The deal calls for Prime Minister Mohamed Abdullahi Mohamed to resign within 30 days to pave the way for the formation of a new government that guides the country through the transitional period and prepares it for new elections.

Somalia’s squabbling leaders agreed to postpone their country’s upcoming presidential vote by one year to help the government deal with security and political issues, leaders said in an agreement released on Thursday.

The deal calls for Prime Minister Mohamed Abdullahi Mohamed to resign within 30 days to pave the way for the formation of a new government that guides the country through the transitional period and prepares it for new elections.

The international community has been putting a great deal of pressure on Somali leaders to reach an agreement before the fragile government’s term expires in August. The U.N. Security Council warned last month that the leaders risk losing financial support if they fail to end their bickering.

The deal between President Sheik Sharif Sheik Ahmed and Speaker Sharif Hassan Sheik Aden was signed in Uganda’s capital, Kampala. The U.N. envoy for Somalia, Augustine P. Mahiga said that he and Ugandan President Yoweri Museveni mediated several days of meetings between Aden and Ahmed.

“We agree to defer elections of the President and the Speaker and his deputies for twelve months after August 2011 in order to adequately prepare and complete priority transitional tasks,” the two sides said in the agreement. ”...Within thirty days of the signing of this agreement, the prime minister will resign from his position; and the president will appoint a new Prime Minister.”

Mr. Ahmed and Mr. Aden have been locked for months in a dispute over what to do when the government’s term expires. Mr. Ahmed asked for an extra year in power because he said elections were distractions as the country was in a state of war with Islamist insurgents. Mr. Aden insisted on following the country’s interim charter calling for presidential and speaker elections before August 20.

“It is a major success because the signatures have been taken. It is a major breakthrough because the parties not only agreed in a very cordial atmosphere, but there is guarantee of President Museveni. We hope this will be implemented,” Mr. Mahiga told The Associated Press by phone.

The U.N. has pushed for elections, but Uganda and Burundi - the only African countries with troops in Somalia - have objected, arguing that the government needed more time to maintain its military momentum against al—Qaeda—linked Islamists across the country.

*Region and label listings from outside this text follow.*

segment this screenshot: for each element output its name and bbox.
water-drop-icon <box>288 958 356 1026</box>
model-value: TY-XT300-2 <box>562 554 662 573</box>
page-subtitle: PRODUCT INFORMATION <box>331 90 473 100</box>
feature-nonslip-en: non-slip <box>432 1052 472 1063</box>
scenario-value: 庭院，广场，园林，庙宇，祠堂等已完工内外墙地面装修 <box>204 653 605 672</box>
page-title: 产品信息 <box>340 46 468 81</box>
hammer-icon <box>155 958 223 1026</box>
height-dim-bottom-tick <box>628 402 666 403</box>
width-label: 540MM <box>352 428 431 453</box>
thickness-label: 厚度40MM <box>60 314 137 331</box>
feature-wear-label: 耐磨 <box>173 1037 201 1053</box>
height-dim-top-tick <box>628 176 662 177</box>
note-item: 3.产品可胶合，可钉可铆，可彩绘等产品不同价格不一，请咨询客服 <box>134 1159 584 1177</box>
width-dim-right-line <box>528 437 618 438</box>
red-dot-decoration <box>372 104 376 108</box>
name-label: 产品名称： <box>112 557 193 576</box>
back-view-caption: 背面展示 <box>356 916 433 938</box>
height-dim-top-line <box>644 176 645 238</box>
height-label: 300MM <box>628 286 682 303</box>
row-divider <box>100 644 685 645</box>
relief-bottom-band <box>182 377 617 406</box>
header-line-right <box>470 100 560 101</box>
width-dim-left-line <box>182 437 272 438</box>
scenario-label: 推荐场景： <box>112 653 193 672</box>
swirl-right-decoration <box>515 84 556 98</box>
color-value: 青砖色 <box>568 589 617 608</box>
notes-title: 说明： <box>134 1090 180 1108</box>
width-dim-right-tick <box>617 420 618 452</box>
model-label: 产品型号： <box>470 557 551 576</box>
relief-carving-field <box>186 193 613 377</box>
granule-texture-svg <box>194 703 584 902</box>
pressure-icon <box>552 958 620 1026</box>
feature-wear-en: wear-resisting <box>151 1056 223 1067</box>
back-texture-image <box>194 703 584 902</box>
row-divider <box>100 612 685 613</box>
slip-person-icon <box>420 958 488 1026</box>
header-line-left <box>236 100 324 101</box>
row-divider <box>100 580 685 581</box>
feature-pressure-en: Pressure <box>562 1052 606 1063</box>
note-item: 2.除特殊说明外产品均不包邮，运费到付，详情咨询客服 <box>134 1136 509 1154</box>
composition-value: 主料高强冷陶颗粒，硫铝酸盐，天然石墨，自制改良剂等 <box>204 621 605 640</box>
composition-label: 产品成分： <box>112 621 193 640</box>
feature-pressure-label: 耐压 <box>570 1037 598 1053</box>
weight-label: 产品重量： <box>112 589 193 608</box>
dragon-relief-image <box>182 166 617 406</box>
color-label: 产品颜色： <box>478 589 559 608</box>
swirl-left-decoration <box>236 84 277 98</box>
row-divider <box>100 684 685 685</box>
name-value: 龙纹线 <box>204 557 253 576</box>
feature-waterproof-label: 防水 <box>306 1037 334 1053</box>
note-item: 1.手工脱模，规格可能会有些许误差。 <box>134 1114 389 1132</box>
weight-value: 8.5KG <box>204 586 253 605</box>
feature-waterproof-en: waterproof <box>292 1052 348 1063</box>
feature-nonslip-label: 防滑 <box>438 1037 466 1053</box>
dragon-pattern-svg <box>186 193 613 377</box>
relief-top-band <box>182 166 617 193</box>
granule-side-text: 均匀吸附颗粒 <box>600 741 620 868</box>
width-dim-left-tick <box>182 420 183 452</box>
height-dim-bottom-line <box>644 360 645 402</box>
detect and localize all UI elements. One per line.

The international community finally backed down last week, when more than 35 countries and organizations released a statement that said the extension period should not be “more than 12 months ending August 2012” unless circumstances dictate otherwise.

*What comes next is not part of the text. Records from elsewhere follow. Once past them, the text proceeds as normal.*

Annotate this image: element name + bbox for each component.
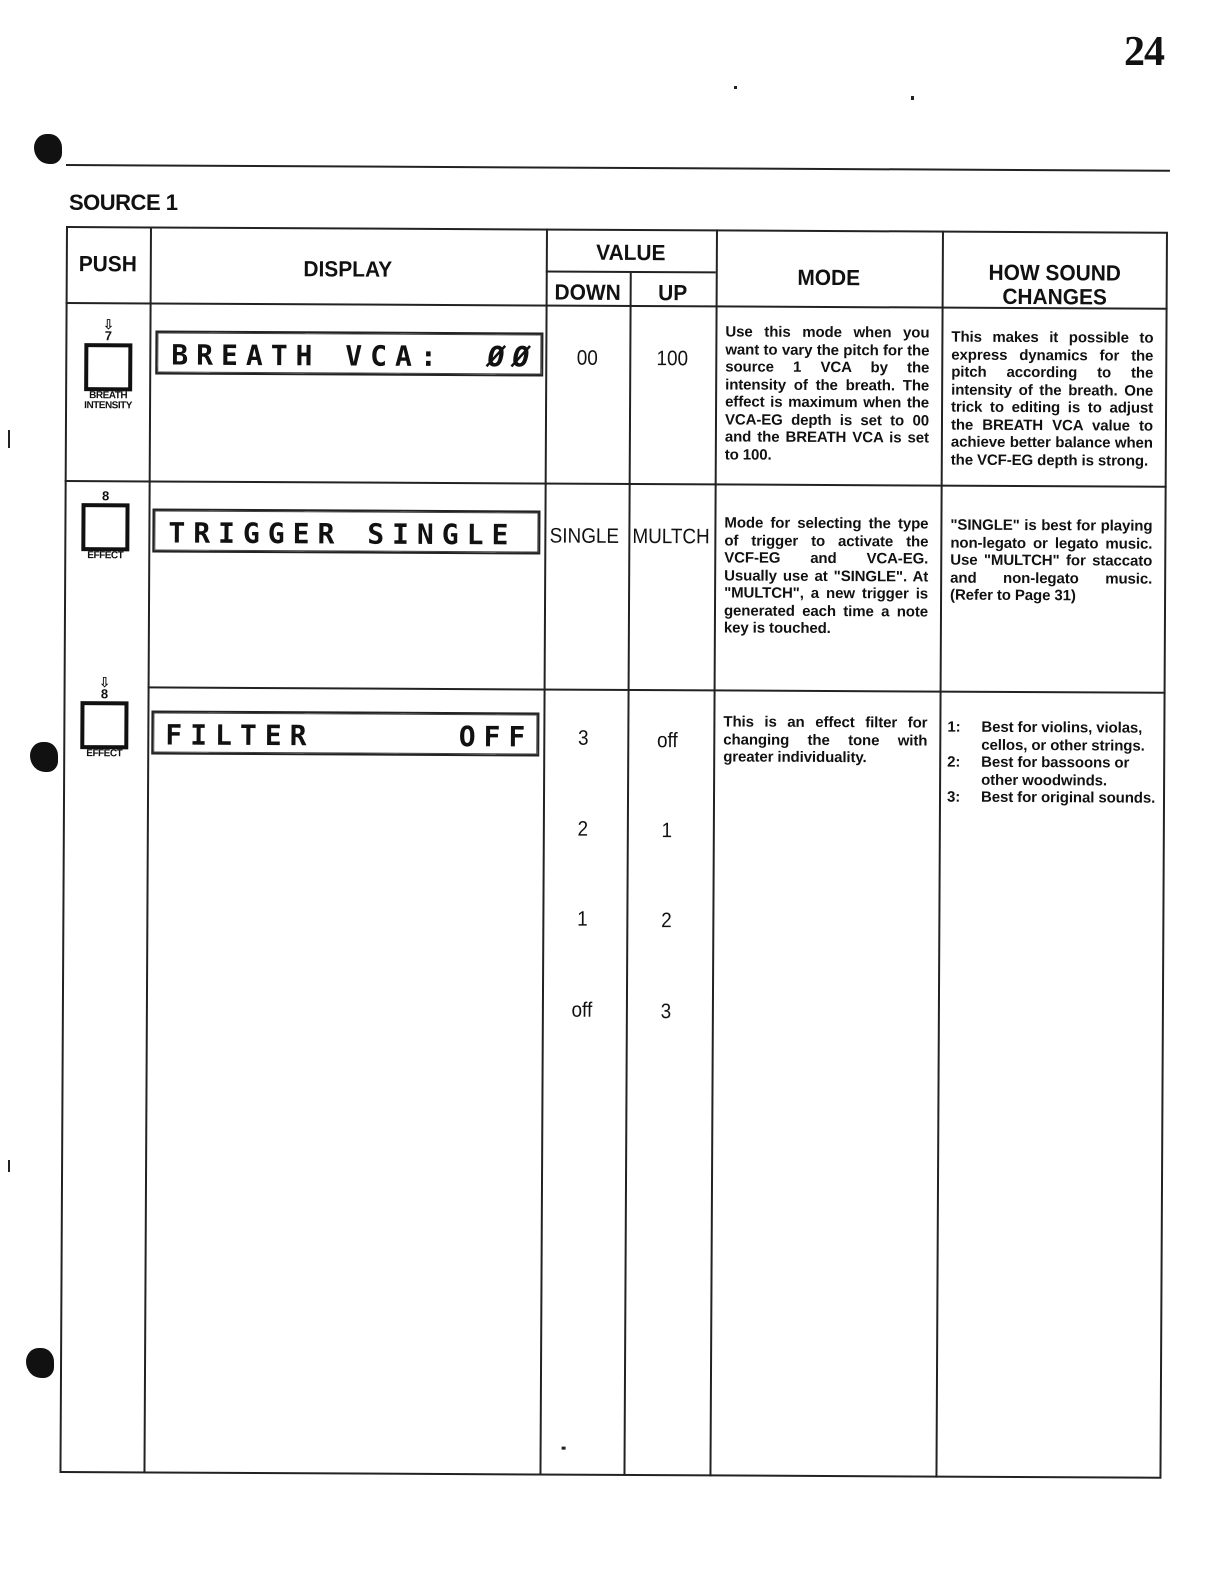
push-key-number: 7 <box>104 328 113 344</box>
key-square-icon <box>81 503 129 551</box>
value-up: 2 <box>661 909 672 933</box>
punch-hole-bottom <box>26 1348 54 1378</box>
push-key-caption: BREATH <box>89 390 128 402</box>
header-push: PUSH <box>78 251 137 277</box>
down-arrow-icon: ⇩ <box>102 316 115 333</box>
header-how-line2: CHANGES <box>1002 283 1107 310</box>
mode-description: This is an effect filter for changing the tone with greater individuality. <box>723 713 928 767</box>
how-sound-changes-description: "SINGLE" is best for playing non-legato or legato music. Use "MULTCH" for staccato and non-legato music. (Refer to Page 31) <box>950 516 1153 605</box>
header-up: UP <box>658 280 688 306</box>
list-item: 1: Best for violins, violas, cellos, or other strings. <box>947 718 1145 755</box>
lcd-text: TRIGGER SINGLE <box>168 516 517 552</box>
punch-hole-middle <box>30 742 58 772</box>
lcd-display-breath-vca <box>155 330 543 376</box>
down-arrow-icon: ⇩ <box>98 674 111 691</box>
header-how-sound-changes <box>947 261 1162 310</box>
push-key-number: 8 <box>100 686 109 702</box>
value-up: MULTCH <box>632 524 710 549</box>
punch-hole-top <box>34 134 62 164</box>
margin-mark <box>911 96 914 100</box>
header-mode: MODE <box>797 264 861 291</box>
lcd-value: ØØ <box>487 340 538 374</box>
value-down: off <box>571 998 593 1022</box>
lcd-value: OFF <box>458 720 534 754</box>
header-display: DISPLAY <box>303 256 393 282</box>
margin-mark <box>8 430 10 448</box>
push-key-caption: EFFECT <box>86 748 123 760</box>
value-down: 00 <box>576 346 598 370</box>
margin-mark <box>8 1160 10 1172</box>
value-down: 3 <box>578 726 589 750</box>
value-up: 1 <box>661 819 673 843</box>
section-title: SOURCE 1 <box>69 190 178 215</box>
value-up: off <box>656 729 678 753</box>
mode-description: Mode for selecting the type of trigger to activate the VCF-EG and VCA-EG. Usually use at "SINGLE". At "MULTCH", a new trigger is generated each time a note key is touched. <box>723 514 929 638</box>
how-sound-changes-description: This makes it possible to express dynamics for the pitch according to the intensity of the breath. One trick to editing is to adjust the BREATH VCA value to achieve better balance when the VCF-EG depth is strong. <box>950 328 1154 470</box>
header-rule <box>66 164 1170 172</box>
push-key-effect-trigger[interactable] <box>64 490 146 561</box>
ink-dot <box>562 1447 566 1450</box>
push-key-caption: INTENSITY <box>84 400 132 412</box>
value-up: 100 <box>656 347 689 371</box>
list-item: 2: Best for bassoons or other woodwinds. <box>947 753 1130 789</box>
header-value: VALUE <box>596 239 666 266</box>
push-key-number: 8 <box>101 488 110 504</box>
value-down: SINGLE <box>549 524 620 548</box>
key-square-icon <box>84 343 132 391</box>
push-key-caption: EFFECT <box>87 550 124 562</box>
page-number: 24 <box>1124 29 1164 75</box>
source-table <box>59 226 1168 1479</box>
mode-description: Use this mode when you want to vary the pitch for the source 1 VCA by the intensity of the breath. The effect is maximum when the VCA-EG depth is set to 00 and the BREATH VCA is set to 100. <box>724 323 930 464</box>
lcd-text: BREATH VCA: <box>171 338 445 373</box>
list-item: 3: Best for original sounds. <box>946 788 1156 807</box>
margin-mark <box>734 86 737 89</box>
push-key-breath-intensity[interactable] <box>67 318 149 411</box>
lcd-display-filter <box>151 710 539 756</box>
lcd-text: FILTER <box>165 718 315 753</box>
value-down: 1 <box>577 907 588 931</box>
push-key-effect-filter[interactable] <box>63 676 145 759</box>
key-square-icon <box>80 701 128 749</box>
value-up: 3 <box>660 1000 672 1024</box>
how-sound-changes-list <box>947 719 1159 808</box>
lcd-display-trigger <box>152 508 540 554</box>
header-down: DOWN <box>554 279 621 305</box>
value-down: 2 <box>577 817 589 841</box>
header-how-line1: HOW SOUND <box>988 259 1122 286</box>
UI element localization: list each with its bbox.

“This deal is perhaps a good compromise, but the question is- is it going to bring a greater stability within the government,” said Rashid Abdi, a Somali analyst with the International Crisis Group.

Government forces backed by the firepower of the African Union peacekeepers have gained ground in recent months in Somalia’s capital, Mogadishu. Pro—government forces have also succeeded in driving anti—government militants out of areas in southern Somalia near the Ethiopian and Kenyan borders.

“The parties agreed that support for the current military operations and completion of the rebuilding of the Security forces are fundamental to the success of the transitional period,” the agreement said.

Many believe that President Ahmed may have sacrificed Prime Minister Mohamed to fend off Mr. Aden’s push to oust both of them.

But Mr. Mahiga rejected that notion.

“A new cabinet means the prime minister has to resign. The emphasis should be on a new government, with a new prime minister and a new Cabinet,” Mr. Mahiga said.

In Mogadishu on Thursday, hundreds of people protested the upcoming resignation of the prime minister.

Mohamed, a Somali—American who was named prime minister in October last year, taught at a community college in western New York before he returned to Somalia. He is credited with selecting a technocrat—filled Cabinet that earned the respect of the many Somalis and the international community.